Wenn einer noch unter dem legendären Otto Klemperer (1885–1973) gespielt hat, dann hat er was zu erzählen. Der Paradeposaunist Rudi Josel erinnert sich an seine erste Zeit bei den Wiener Philharmonikern, als man den von Schlaganfällen gezeichneten Dirigenten „für Mahler-Sinfonien einfach zum Pult gesetzt hatte“. Derweil dieser nur mehr „herumgewachelt hat, musste Willi Boskovsky alles vom Konzertmeisterpult aus dirigieren“, erinnert sich Josel. Da war der gebürtige Grazer gerade ein Jahr im Nobelorchester, 35 weitere als dessen erster Solo-Posaunist sollten folgen.
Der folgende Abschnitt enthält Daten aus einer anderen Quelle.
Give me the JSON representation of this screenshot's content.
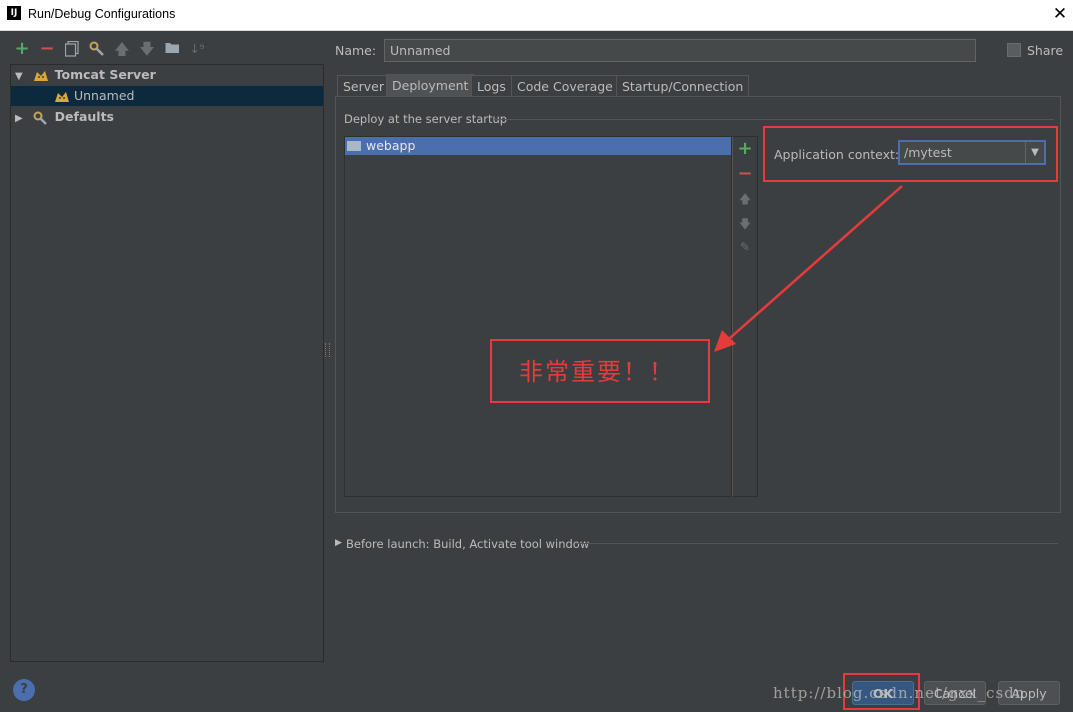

Doch Josels musikalisches Leben ging in zwei Parallelwelten über die Bühnen dieser Welt. Neben der Klassik führte ihn eine Karriere als Jazzmusiker bis in die Höhen der Slide Hampton Big Band und an die Seite von Dexter Gordon oder J.J. Johnson. Auch seine Arbeit in Hans Kollers Free Sound Big Band bleibt denkwürdig. Und mit dem ewigen Friedrich Gulda und seinem Euro-Jazz-Orchester kam es 1964 zu jenem legendären Konzert im Grazer Stephaniensaal, von dem die Anhänger der Revolution der Zeit heute noch schwärmen.
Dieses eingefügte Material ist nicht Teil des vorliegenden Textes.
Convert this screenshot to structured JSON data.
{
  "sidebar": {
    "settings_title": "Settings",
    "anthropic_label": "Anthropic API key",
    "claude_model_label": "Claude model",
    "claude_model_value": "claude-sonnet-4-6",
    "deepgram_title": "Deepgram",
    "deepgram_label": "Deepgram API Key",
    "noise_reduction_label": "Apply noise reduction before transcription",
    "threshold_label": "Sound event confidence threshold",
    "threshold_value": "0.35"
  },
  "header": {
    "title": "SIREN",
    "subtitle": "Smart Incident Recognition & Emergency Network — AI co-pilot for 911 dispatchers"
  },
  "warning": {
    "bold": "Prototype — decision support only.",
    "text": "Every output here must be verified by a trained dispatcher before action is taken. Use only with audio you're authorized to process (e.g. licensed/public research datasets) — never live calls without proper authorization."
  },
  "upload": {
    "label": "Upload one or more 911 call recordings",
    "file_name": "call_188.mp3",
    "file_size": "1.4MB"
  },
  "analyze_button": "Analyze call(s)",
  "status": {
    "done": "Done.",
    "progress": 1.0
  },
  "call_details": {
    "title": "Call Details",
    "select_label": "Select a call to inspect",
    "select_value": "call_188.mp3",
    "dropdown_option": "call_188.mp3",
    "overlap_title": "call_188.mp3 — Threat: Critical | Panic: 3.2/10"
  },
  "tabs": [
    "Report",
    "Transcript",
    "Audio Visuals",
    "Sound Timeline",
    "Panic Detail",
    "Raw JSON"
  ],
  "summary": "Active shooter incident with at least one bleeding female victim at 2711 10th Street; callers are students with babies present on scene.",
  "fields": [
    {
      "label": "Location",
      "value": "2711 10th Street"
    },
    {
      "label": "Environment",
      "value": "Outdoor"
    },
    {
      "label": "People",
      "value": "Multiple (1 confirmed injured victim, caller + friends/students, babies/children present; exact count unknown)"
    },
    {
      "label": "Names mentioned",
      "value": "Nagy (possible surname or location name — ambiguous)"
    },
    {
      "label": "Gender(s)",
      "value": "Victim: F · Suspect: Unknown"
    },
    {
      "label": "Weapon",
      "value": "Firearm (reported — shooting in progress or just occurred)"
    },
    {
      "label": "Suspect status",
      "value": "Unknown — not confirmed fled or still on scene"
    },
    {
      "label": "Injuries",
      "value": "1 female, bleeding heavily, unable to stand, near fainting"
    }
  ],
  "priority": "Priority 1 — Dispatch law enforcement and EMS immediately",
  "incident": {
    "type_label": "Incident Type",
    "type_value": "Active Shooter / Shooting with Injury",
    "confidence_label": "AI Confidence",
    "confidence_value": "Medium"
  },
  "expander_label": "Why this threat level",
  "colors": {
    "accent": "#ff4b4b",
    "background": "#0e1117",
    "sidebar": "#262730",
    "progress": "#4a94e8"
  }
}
Und immer wieder das berüchtigte Josel Trio mit seinem Bruder Manfred (79), das zur österreichischen Institution wurde. Gelingt es einem schließlich, Rudi Josel zwischen Klassik und Jazz doch Farbe bekennen zu lassen, scheint sich die Welt doch ein wenig zu neigen. „In der Klassik mit den alten Dirigenten, da war ich hauptsächlich Klassiker“, beginnt es zu sprudeln. Der längst emeritierte Musiker spielt heute noch im Vienna Jazz Orchester „und manchmal mit einem Quartett mit Posaune und Rhythmusgruppe“. Zum heutigen 85sten Geburtstag gibts für Rudi Josel, der sich noch täglich eine Stunde mit Etüden und Opernarien fit hält, aber keine Musik: „Das ist das Lustigste, dass ma z’ammkommen ohne Musik“.